Erica Buswell, Land Protection Manager and Farmland Access Program Manager
Erica Buswell grew up in Helena, Montana as a descendent of a multi-generational ranching family. Now she keeps her hands in the dirt on her off-the-grid homestead in Searsport where she and her husband, Scott, focus on cultivating fruit trees and berries. She began working for MFT at the beginning of 2011, as a Land Protection Project Manager and now also works as the Farmland Access Program Manager. She says it took leaving Montana and connecting with the land in Maine through working with MFT and “toiling on my homestead” to realize how deeply ingrained the landscape of the West is in her identity and how important it is to have access to farmland.

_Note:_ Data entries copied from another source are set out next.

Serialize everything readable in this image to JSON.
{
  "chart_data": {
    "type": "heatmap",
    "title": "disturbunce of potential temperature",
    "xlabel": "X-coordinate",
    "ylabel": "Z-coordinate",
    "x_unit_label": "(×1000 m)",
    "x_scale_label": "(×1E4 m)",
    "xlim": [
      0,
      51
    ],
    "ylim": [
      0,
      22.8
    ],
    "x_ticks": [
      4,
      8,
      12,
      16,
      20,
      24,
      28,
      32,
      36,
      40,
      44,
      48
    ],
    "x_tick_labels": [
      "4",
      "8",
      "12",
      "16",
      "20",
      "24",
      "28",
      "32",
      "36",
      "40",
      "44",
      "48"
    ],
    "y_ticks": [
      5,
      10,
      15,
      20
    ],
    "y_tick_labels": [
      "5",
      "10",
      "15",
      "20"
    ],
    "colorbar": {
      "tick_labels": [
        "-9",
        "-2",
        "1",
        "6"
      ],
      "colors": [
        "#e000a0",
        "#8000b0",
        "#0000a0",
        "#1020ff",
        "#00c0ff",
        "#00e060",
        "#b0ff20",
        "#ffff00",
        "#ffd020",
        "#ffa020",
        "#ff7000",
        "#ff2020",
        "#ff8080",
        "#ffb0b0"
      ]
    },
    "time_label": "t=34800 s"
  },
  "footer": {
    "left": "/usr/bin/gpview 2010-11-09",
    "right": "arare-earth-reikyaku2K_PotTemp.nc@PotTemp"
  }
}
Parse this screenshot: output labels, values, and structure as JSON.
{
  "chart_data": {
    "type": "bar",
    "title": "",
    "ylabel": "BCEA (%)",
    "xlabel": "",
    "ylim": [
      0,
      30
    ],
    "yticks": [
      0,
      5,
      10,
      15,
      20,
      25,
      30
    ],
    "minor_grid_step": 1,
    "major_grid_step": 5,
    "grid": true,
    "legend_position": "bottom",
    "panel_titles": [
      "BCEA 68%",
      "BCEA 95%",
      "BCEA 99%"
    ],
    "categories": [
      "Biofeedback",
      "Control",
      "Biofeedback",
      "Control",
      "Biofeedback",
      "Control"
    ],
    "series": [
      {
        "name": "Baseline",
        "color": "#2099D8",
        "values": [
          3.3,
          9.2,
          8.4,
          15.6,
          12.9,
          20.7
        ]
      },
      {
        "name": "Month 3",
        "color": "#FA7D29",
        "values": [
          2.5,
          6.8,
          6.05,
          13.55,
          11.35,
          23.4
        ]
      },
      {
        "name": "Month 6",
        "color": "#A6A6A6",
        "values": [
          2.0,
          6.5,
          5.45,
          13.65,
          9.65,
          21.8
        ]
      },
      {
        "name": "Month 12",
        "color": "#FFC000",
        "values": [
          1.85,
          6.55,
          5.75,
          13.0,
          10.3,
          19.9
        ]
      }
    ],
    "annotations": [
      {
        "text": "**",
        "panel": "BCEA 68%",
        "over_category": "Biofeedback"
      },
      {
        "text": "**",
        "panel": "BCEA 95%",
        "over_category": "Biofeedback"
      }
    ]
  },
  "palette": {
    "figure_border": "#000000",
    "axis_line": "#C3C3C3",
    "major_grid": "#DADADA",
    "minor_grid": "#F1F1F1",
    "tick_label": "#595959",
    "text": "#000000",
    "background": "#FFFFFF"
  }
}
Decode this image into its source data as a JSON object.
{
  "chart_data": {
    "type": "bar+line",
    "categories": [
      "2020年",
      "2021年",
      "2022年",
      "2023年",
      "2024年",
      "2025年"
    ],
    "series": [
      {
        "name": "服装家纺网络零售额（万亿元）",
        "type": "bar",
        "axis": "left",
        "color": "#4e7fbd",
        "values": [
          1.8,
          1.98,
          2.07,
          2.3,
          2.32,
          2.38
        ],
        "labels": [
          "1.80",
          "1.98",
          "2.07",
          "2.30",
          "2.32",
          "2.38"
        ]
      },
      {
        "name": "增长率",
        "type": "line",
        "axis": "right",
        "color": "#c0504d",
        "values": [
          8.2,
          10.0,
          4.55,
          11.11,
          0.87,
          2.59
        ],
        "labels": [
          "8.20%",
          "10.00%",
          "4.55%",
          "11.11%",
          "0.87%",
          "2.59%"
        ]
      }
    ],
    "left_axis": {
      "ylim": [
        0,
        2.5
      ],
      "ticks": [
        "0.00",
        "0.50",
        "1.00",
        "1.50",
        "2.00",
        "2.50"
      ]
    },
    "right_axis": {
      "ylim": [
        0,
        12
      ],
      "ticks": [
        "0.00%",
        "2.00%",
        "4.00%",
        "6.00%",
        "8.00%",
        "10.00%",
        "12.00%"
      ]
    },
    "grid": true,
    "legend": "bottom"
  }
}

Q: What is your role at MFT?
A: I help landowners protect their farms with agricultural conservation easements, I oversee our land access loan fund and our farmland leasing program, and I generally make myself available to assist farmers in their attempts to get on land.
Q: What drew you to MFT?
A: I work for MFT because I want to be a part of the amazing community of folks that are revitalizing and re-inventing the Maine food system. And I also love to cook, eat, and preserve the seasonal harvest. It’s pretty rewarding to hit the Belfast Co-op for grocery shopping every week and to be able to fill my basket with products from farms that MFT has had some hand in supporting. Food is a great connector and builder of community.
Q: What are some projects you’re excited about right now?
A: Right now I’m in the midst of planning a conference that will focus on farmland access issues. I’ve been running the proposal process to solicit content and presenters and I’m really excited about the depth and diversity of presentation topics coming in. They run the gamut from a session on policy initiatives to sharing tools that enable land access in urban areas.
Q: What is the biggest challenge you look forward to working on?
A: Continuing to support New Americans in their efforts to develop farm businesses and establish access to farmland. These farmers struggle with the same issues that challenge most beginning farmers, but they also face additional challenges as refugees and immigrants that make it extraordinarily difficult to secure farmland.